Hindî Mahmud “ehl-i küfrün kıssası”nı anlatarak şeytanın onları nasıl aldattığını satırlarına taşıdığını ifade eder. Sonra da rızkı veren Allah’a, kendisini Hazret-i Muhammed’in ümmetinden kıldığı için şükrederek ilgili bölümü bitirir.
V. Pius
HAÇLI İTTİFAKININ KURUCUSU: PAPA V. PİUS
Osmanlılar’ın 1570’te Kıbrıs üzerine yürüyeceği anlaşılınca Venedik, papalık başta olmak üzere Avrupa’daki diğer devletlerden yardım talep etti. Osmanlılar’ın Avrupa’da ilerleyişleri karşısında birçok defa bu tür Haçlı ittifakı kurulmak istenmişse de başarılı olamamıştı. Bu işin zor olacağı baştan belli olmuştu. Mayıs 1570’te Papa V. Pius’un Venedikliler’e yardım edeceği haberi Avrupa’da yayıldı. Papa V. Pius, Avrupa’daki hükümdarları Hıristiyanlık adına görevlerini yerine getirmeye çağırdı ve papalık kuvvetlerini hazır etti.
Daha önce Preveze Savaşı’nda kurulan ittifak canlanıyordu. Türklere karşı kurulan orduya Venedik ve papalığın yanı sıra İspanya da katılacaktı. Bu defa, ittifaka Avrupa’da Türklerle işbirliğinden dolayı “kâfir dostu” olarak görülen Fransa’nın da katılması bekleniyordu.
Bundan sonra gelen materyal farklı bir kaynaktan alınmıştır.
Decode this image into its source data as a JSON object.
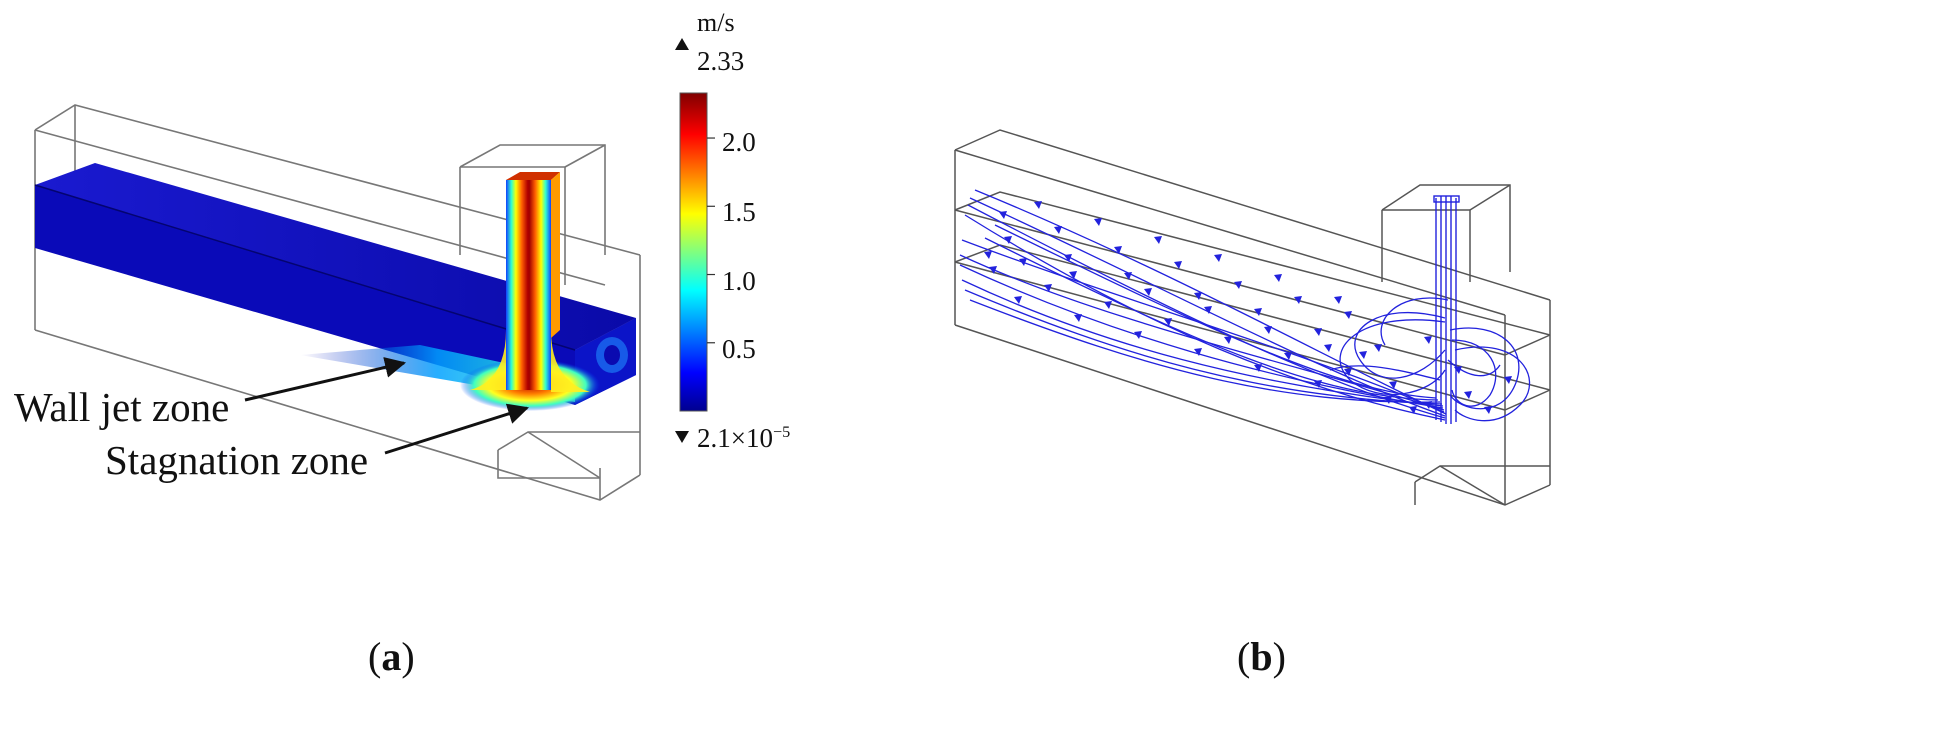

Ayrıca Portekiz, hatta Lehistan’ın da desteği bekleniyordu. Ancak kâğıt üzerinde oluşturulan ittifakın hayata geçirilmesi oldukça zordu.
1570 yazında Osmanlılar Kıbrıs’ı fethederken, Venedik hiçbir yerden yardım alamadı. Papa’nın gönderdiği kardinaller, Venedik ve İspanya Kralı’nın elçileri ile görüşmeleri bir türlü bitirememişlerdi. Lefkoşe fethedilip 1570 yılı bittiğinde hâlâ Haçlı ittifakı oluşturulamamıştı. Hatta Kıbrıs’ın büyük bir bölümünü kaybeden Venedik, Osmanlı İmparatorluğu ile el altından barış görüşmelerini yürütüyordu. Fakat sonunda 1571 Nisan’ında Venedik, Türklerle barış yapmaktan vazgeçti. Bunun üzerine hızlanan görüşmeler sonucunda, 25 Mayıs 1571’de Haçlı ittifakı kuruldu. Ancak ittifak, başta düşünüldüğü kadar geniş olmamış, birliğe sadece papalık, İspanya ve Venedik katılmıştı.
Osmanlı donanması İnebahtı Savaşı’nda büyük bir mağlubiyet aldı. Ancak Osmanlılar’ın o kış yeni bir donanma yaparak yaralarını hızla sarmaları Haçlıların zaferlerinden faydalanamamalarına sebep oldu. Haçlı birliğinin kurucusu ve organizatörü Papa V. Pius’un 1572 Mayıs’ındaki ölümü de Osmanlılar’a karşı yeni bir ittifak oluşturulması hayallerinin sonu oldu. Yeni papa XIII. Gregor’un kafasında Haçlı Seferi yerine başka planlar vardı.